Washington Post Blog, 14 October 2011
Posted by Brad Plumer
When it comes to infrastructure spending, politicians tend to prefer gleaming new roads and highways over humdrum repairs. A brand-new highway is exciting: there’s a ribbon-cutting, there’s less need to clog up existing roads with orange cones and repair crews. So it’s not surprising that 57 percent of all state highway funding goes toward new construction, even though this represents just 1.3 percent of the overall system. Yet many transportation reformers have long argued that this bias against fixing what we already have is a terrible way to do business.
Case in point: This week, Taxpayers for Common Sense released a report noting that 11.5 percent of the nation’s 600,000 bridges are “structurally deficient” in some way. That doesn’t mean these bridges will fall down tomorrow (although, in extreme cases, it can mean that; the I-35W Mississippi River Bridge in Minneapolis was rated “structurally deficient” just two years before it collapsed in 2007). But it suggests that our priorities might be out of whack, says TCS transportation analyst Erich Zimmermann, especially in an era where funds are tight.

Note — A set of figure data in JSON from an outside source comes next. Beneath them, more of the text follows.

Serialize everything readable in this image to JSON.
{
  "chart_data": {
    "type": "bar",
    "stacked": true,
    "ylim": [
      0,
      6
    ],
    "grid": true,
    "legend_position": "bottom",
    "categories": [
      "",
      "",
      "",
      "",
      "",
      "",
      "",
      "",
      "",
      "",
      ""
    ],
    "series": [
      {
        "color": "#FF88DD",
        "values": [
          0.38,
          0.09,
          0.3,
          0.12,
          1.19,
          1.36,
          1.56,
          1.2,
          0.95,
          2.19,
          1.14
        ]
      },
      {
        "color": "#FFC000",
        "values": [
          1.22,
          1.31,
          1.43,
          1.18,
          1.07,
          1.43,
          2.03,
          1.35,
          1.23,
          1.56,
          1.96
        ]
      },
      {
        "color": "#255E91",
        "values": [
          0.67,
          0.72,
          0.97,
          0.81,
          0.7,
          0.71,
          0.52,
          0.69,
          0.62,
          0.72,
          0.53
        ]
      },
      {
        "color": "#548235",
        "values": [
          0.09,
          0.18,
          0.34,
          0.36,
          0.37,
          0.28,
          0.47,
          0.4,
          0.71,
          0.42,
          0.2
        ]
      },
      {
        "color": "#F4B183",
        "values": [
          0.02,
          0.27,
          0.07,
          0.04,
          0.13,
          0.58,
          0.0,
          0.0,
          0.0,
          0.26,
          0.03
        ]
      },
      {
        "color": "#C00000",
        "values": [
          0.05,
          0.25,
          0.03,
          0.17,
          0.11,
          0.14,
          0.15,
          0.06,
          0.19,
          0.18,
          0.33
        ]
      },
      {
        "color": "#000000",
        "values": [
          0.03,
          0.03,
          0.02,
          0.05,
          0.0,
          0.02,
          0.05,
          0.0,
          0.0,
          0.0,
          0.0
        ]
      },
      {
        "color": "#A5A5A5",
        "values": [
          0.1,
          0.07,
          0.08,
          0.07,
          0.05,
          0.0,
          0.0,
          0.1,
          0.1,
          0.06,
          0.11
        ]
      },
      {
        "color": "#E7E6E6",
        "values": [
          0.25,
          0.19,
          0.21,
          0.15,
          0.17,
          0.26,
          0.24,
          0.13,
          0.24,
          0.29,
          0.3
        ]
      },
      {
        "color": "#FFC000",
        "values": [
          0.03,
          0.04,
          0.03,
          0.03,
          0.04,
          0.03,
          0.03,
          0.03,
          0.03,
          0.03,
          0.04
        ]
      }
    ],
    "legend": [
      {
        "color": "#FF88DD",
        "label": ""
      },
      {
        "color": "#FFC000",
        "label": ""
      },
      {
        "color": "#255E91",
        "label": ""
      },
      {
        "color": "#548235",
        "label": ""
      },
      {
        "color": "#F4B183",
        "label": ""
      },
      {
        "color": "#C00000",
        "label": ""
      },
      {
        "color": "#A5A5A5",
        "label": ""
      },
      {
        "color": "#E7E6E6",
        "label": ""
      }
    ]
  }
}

Earlier this year, UCLA economist Matthew Kahn and the University of Minnesota’s David Levinson made a more detailed case for a “fix-it first” strategy for transportation spending. They note that, at the moment, federal highway spending doesn’t usually get subjected to strict cost-benefit analysis, and there’s usually public pressure to build new roads and bridges rather than maintain existing ones. You see this pressure in all sorts of subtle ways: When a highway gets clogged, it’s a lot more palatable to expand lanes rather than, say, put in place congestion fees — even though research has found that widening highways doesn’t do much to alleviate traffic jams.